Now both posts are no longer available because of “violation of regulations” a reason often used as an excuse to delete what authorities deemed as sensitive, even though the information may be accurate and valid. It might be that the doctor’s claim was unverified or untrue. But it’s hard to tell whether authorities want to suppress incorrect information or merely to try to contain fear. Either way, it increases mistrust of the authorities at the time they most need the public’s trust.

For example, it was only when Zhong Nanshan, the 83-year-old respiratory expert who is widely-recognized as a medical hero of the SARS outbreak, appeared on China’s state broadcaster on Tuesday (Jan. 21), that people came to know three key pieces of information–the fact that 14 healthcare workers been infected, the fact that the disease can spread from human to human, and that wearing masks helps. Zhong’s comments, which circulated all over WeChat and microblog platform Weibo, seemed to inspire more trust than those from the authorities, since he is known for questioning official statements during the SARS outbreak and during subsequent outbreaks of infectious disease. Articles questioned why the local health commission in Wuhan hadn’t been more forthcoming about the medical workers’ infections.

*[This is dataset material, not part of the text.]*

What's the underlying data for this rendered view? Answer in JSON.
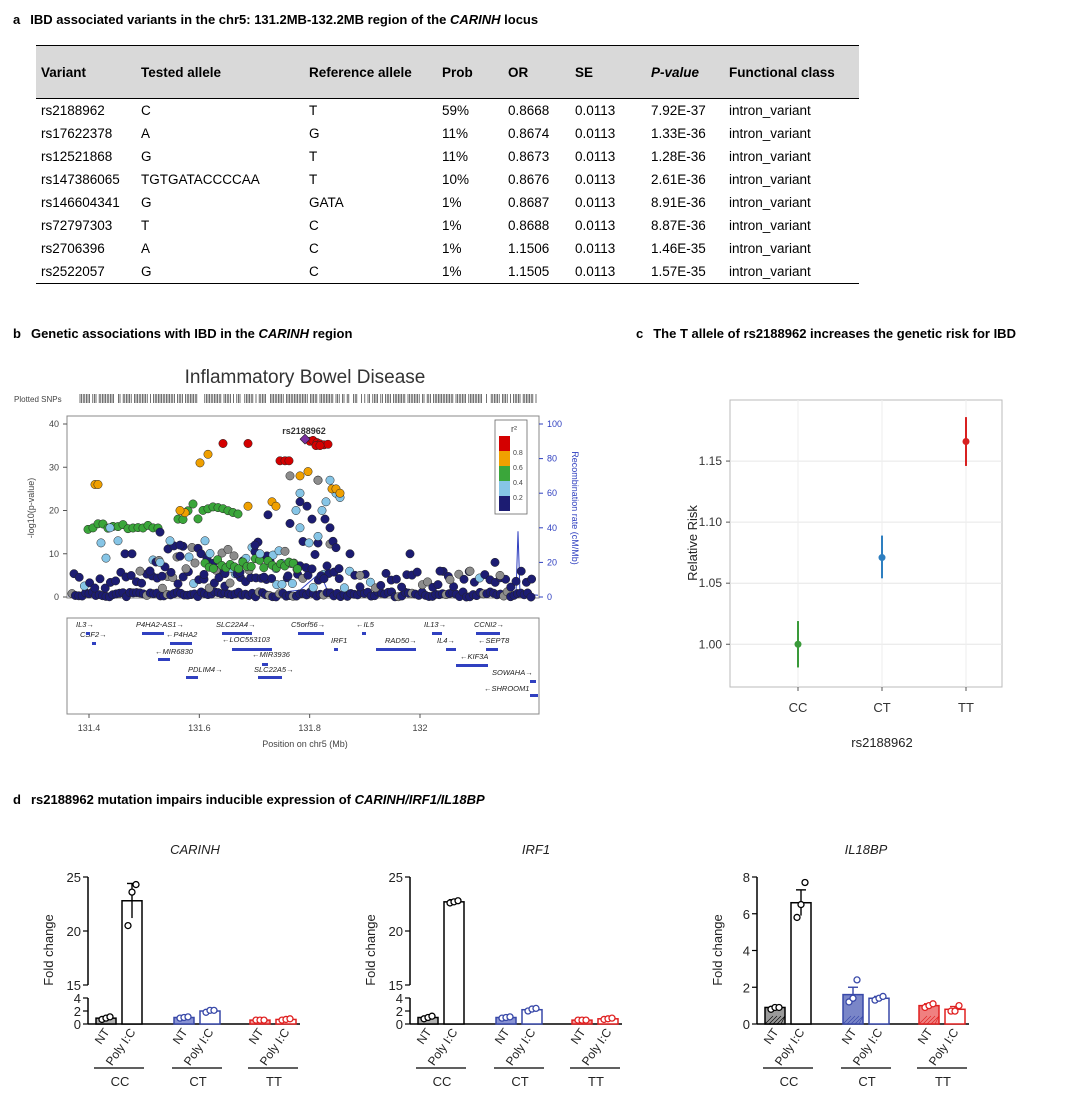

These questions aren’t shaped only by missteps 17 years ago. There are many examples of more recent cover-ups as well, such as the 2008 baby milk powder case which killed six babies and left many sick. Ten years later, people still refrain from buying milk powder made in China. A top government body has warned that any party member who conceals information this time will be “nailed on the pillar of shame for eternity.”

But in a system where people feel constantly tricked and puzzled by the discrepancies in the information they get, over time the public tends not to believe in anything the government says—and to disbelieve its representatives are acting in good faith.

“All of those who have received a good education in China know from deep down in their heart that the biggest fear brought by SARS and Wuhan pneumonia is the uncontrollable behavior of the bureaucratic class,” said a Weibo post commenting on Zhong’s interview, “China has the world’s best 5G and high-speed train technology, but in some aspects of governing, China is still in the Middle Ages.”